Lectura del santo Evangelio según Mateo (14, 22-36)

Enseguida Jesús apremió a sus discípulos a que subieran a la barca y se le adelantaran a la otra orilla mientras él despedía a la gente.

Y después de despedir a la gente subió al monte a solas para orar. Llegada la noche estaba allí solo. Mientras tanto la barca iba ya muy lejos de tierra, sacudida por las olas, porque el viento era contrario. A la cuarta vela de la noche se les acercó Jesús andando sobre el mar. Los discípulos, viéndole andar sobre el agua, se asustaron y gritaron de miedo, diciendo que era un fantasma. Jesús les dijo enseguida: «¡Animo, soy yo, no tengáis miedo!».
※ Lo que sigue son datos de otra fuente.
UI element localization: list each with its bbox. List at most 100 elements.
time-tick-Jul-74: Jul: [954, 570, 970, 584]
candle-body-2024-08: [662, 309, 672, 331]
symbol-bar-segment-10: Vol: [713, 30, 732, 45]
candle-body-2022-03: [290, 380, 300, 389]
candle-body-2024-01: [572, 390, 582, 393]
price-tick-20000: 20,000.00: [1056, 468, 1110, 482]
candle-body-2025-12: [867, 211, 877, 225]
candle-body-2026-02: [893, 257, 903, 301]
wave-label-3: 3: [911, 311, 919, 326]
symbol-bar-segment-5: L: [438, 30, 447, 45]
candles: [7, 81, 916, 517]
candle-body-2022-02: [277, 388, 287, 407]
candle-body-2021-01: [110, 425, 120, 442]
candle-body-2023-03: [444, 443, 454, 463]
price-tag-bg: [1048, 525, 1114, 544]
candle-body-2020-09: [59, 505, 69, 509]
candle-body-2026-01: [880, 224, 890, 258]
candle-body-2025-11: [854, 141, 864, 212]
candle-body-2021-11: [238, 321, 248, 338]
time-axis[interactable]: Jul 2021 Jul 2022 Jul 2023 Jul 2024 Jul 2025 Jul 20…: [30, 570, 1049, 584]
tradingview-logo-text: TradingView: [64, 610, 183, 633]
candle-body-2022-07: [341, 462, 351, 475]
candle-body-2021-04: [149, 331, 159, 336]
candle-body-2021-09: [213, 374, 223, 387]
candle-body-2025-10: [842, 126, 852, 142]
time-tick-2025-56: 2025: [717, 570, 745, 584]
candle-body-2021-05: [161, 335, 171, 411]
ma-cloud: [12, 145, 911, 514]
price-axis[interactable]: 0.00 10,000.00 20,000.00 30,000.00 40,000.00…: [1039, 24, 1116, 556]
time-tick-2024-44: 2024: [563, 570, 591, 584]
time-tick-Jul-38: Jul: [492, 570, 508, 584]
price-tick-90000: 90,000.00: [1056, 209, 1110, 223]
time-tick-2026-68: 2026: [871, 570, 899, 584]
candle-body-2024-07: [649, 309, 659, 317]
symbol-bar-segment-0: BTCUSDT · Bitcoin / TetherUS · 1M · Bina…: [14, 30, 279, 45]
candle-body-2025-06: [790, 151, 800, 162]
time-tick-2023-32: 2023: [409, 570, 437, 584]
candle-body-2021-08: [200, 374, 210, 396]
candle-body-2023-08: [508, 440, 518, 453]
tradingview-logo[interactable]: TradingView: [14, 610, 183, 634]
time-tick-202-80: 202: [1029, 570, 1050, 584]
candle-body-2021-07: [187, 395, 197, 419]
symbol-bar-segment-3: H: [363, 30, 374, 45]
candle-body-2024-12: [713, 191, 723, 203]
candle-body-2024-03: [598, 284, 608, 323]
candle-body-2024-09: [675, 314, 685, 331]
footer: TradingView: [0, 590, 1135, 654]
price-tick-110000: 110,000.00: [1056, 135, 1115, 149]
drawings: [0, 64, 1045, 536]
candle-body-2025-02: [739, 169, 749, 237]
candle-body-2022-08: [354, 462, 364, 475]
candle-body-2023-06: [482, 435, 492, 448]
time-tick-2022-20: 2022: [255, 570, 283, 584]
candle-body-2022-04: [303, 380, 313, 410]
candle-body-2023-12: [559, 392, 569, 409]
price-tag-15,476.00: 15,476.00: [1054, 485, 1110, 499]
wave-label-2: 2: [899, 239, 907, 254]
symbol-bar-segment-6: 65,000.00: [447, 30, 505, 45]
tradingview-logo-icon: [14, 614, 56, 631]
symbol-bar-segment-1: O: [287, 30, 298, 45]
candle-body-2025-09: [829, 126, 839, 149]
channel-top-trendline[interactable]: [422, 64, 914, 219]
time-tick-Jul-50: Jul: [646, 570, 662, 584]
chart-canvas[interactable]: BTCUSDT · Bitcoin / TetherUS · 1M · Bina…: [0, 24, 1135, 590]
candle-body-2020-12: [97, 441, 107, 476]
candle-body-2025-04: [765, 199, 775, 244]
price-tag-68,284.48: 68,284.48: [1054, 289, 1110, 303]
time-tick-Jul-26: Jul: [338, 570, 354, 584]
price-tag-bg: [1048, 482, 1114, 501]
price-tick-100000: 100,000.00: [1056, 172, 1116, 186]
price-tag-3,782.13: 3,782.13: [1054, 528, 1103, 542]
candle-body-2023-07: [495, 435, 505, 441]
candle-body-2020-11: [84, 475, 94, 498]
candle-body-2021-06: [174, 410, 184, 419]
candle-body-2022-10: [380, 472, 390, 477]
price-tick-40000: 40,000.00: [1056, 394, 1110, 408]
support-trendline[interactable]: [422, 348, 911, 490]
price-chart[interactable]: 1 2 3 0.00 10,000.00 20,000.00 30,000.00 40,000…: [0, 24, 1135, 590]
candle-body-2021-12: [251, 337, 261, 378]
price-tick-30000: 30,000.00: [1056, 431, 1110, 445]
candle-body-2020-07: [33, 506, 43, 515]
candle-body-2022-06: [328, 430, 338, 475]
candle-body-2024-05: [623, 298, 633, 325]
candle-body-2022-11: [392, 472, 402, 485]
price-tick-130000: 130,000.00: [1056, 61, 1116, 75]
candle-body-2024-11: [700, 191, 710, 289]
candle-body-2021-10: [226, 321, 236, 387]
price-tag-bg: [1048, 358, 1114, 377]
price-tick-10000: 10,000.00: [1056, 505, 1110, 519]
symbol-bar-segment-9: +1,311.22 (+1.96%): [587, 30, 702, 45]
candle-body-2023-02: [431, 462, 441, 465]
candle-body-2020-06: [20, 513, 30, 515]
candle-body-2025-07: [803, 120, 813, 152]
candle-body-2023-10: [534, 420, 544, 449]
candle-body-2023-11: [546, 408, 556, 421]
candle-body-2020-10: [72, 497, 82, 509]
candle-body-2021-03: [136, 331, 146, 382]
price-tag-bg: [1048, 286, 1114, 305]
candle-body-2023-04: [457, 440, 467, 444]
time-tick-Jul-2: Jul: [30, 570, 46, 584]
Pedro le contestó: «Señor, si eres tú, mándame ir a ti sobre el agua». Él le dijo: «Ven». Pedro bajó de la barca y echó a andar sobre el agua acercándose a Jesús; pero, al sentir la fuerza del viento, le entró miedo, empezó a hundirse y gritó: «Señor, sálvame». Enseguida Jesús extendió la mano, lo agarró y le dijo: «¡Hombre de poca fe! ¿Por qué has dudado?». En cuanto subieron a la barca amainó el viento. Los de la barca se postraron ante él diciendo: «Realmente eres Hijo de Dios».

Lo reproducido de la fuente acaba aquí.